After praising the joint as both a safe refuge, as all good bars must be, and a showcase for local musical talent, he made a point that our social engineers ought to consider before demolition of such haunts. “What we had was a place where people young and old, goths and preps, old draft dodgers and ex-altar boys could sit down, leave their baggage at the door and, to borrow from Billy Joel, ‘forget about life for a while.’”

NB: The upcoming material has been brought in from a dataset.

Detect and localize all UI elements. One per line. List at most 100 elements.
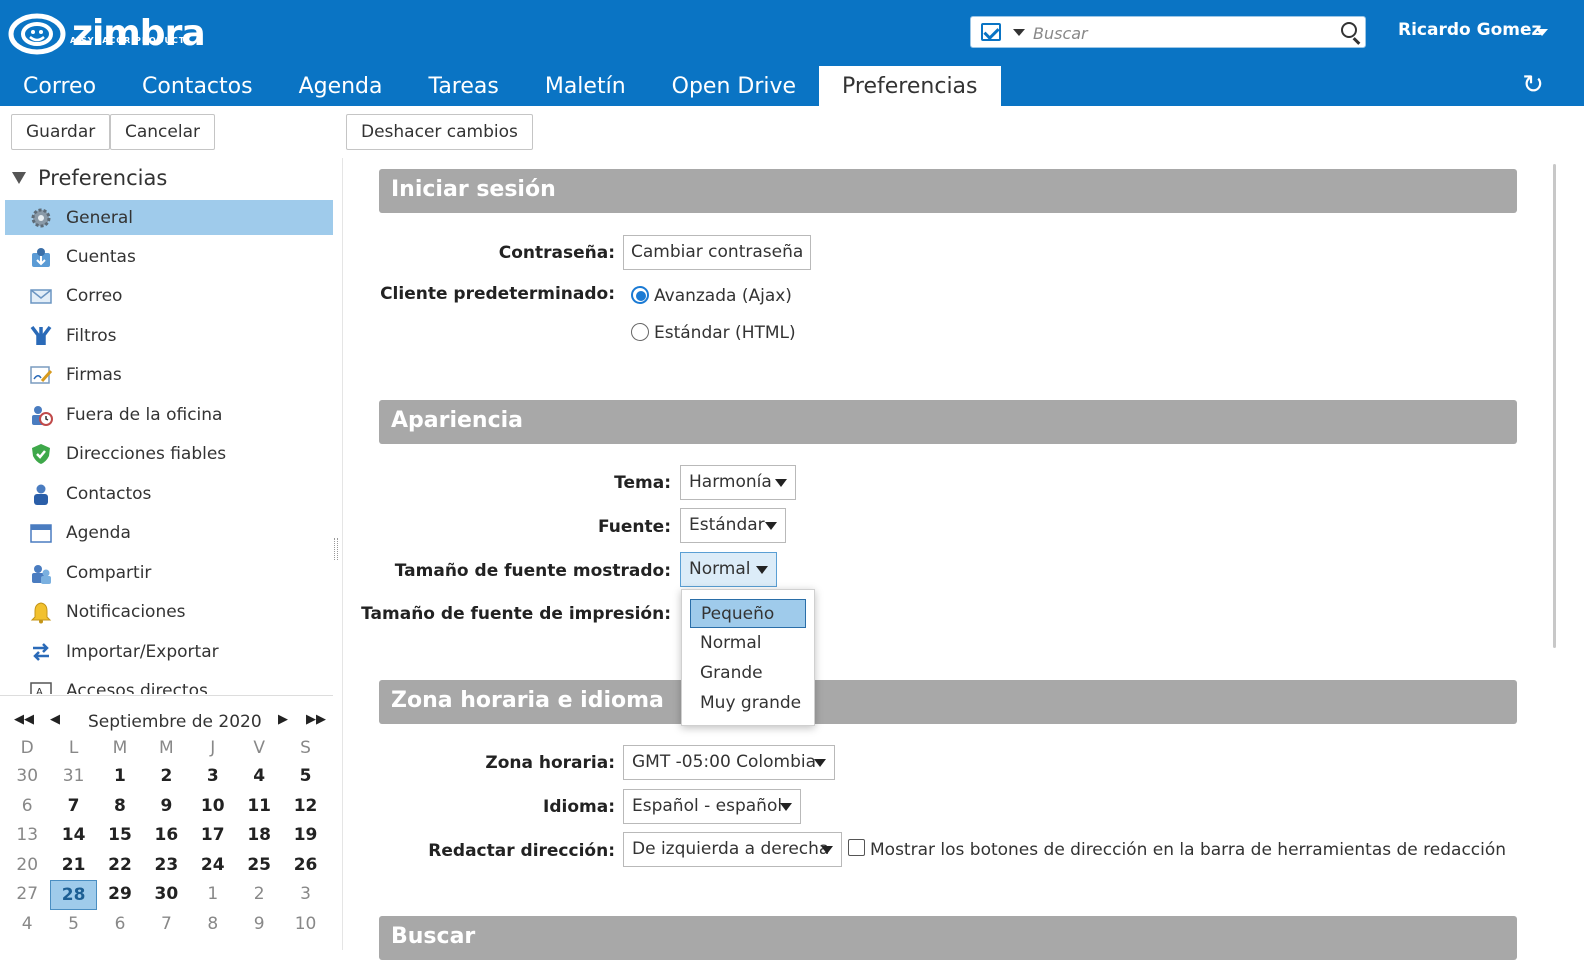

Never are such places more important to the national psyche than in times like these. But for all the intentions of the do-gooders, it may be that innate human sanity will save the neighborhood bar. Young people appear to be rediscovering the joys of real cocktails, and the unlooked for resurrection of Hell’s Kitchen’s famed Holland Bar gives hope for the future. Doubtless, as our economy flies ever further into the doldrums, people may begin to wonder what right governments that are apparently unable to do their proper jobs have to regulate their hapless subjects’ smoking and drinking.
To those who would point with thinly veiled glee at the terrible damage that alcoholism and smoking can do, this writer would reply that we happily condone behavior that can do much worse. In a good old neighborhood bar, what little remains of an organic community life in this country can often be found. As conditions worsen, let us hope this kind of unity grows.